Em maternidades de todo o mundo, cada vez mais bebés nascem através de cirurgia marcada com antecedência - uma tendência que está a mudar a forma como muitas famílias vivem o parto.
Uma investigação recente realizada na Suécia sugere agora que a via de nascimento pode ter consequências discretas, mas duradouras, na imunidade e no risco de cancro na infância.
Cesariana programada e leucemia linfoblástica aguda (LLA): o que revelou um grande estudo sueco
Investigadores do Karolinska Institutet analisaram registos de saúde de mais de 2,4 milhões de nascimentos na Suécia e acompanharam as crianças ao longo do tempo para perceber quem viria, mais tarde, a desenvolver cancro.
O trabalho, publicado na Revista Internacional de Cancro, centrou-se na leucemia linfoblástica aguda (LLA), a forma mais frequente de cancro pediátrico.
As cesarianas programadas, realizadas antes do início do trabalho de parto, estiveram associadas a um maior risco de leucemia linfoblástica aguda (LLA) nas crianças.
Actualmente, na Suécia, quase 1 em cada 6 bebés nasce por cesariana, e uma parte considerável dessas cirurgias é agendada (não surge como resposta a uma urgência).
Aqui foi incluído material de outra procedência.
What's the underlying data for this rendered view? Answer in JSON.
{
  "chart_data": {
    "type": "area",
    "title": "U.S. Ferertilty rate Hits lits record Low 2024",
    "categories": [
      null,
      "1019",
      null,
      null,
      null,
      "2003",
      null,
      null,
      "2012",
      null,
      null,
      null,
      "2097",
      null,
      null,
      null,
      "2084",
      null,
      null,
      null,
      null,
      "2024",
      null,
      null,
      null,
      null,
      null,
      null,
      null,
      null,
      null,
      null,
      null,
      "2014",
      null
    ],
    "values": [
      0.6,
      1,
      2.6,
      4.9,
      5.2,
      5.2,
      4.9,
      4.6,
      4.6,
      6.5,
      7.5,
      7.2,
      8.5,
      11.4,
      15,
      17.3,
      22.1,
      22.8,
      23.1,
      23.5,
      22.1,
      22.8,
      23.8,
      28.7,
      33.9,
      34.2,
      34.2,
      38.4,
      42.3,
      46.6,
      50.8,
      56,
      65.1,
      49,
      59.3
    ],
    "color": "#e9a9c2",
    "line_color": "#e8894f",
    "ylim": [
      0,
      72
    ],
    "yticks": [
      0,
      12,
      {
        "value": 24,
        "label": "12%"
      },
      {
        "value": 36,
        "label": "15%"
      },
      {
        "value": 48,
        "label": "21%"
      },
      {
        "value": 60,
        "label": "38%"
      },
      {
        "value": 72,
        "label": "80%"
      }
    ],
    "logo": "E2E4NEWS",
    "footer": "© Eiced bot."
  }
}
O estudo indica que esta dependência crescente de cirurgia marcada pode não ser totalmente isenta de risco.
Ao cruzar o registo nacional de nascimentos com o registo nacional de cancro, a equipa conseguiu seguir o percurso de cada criança desde o parto até ao eventual diagnóstico. Esse nível de detalhe permitiu separar cesarianas programadas de cesarianas de emergência - uma distinção que se revelou decisiva.
Cesariana programada vs. cesariana de emergência: porque é que a diferença conta
Nesta investigação, nem todas as cesarianas foram equivalentes. O sinal apareceu apenas nas cesarianas programadas (feitas antes de começar o trabalho de parto), e não nas cirurgias realizadas durante o trabalho de parto em contexto de urgência.
Só os bebés nascidos por cesariana programada mostraram um risco aumentado de LLA. Os nascidos por via vaginal ou por cesariana de emergência não apresentaram esse excesso de risco.
Para tornar a análise mais robusta, os cientistas excluíram crianças com síndromes genéticas conhecidas ou malformações congénitas que, por si só, aumentam o risco de leucemia.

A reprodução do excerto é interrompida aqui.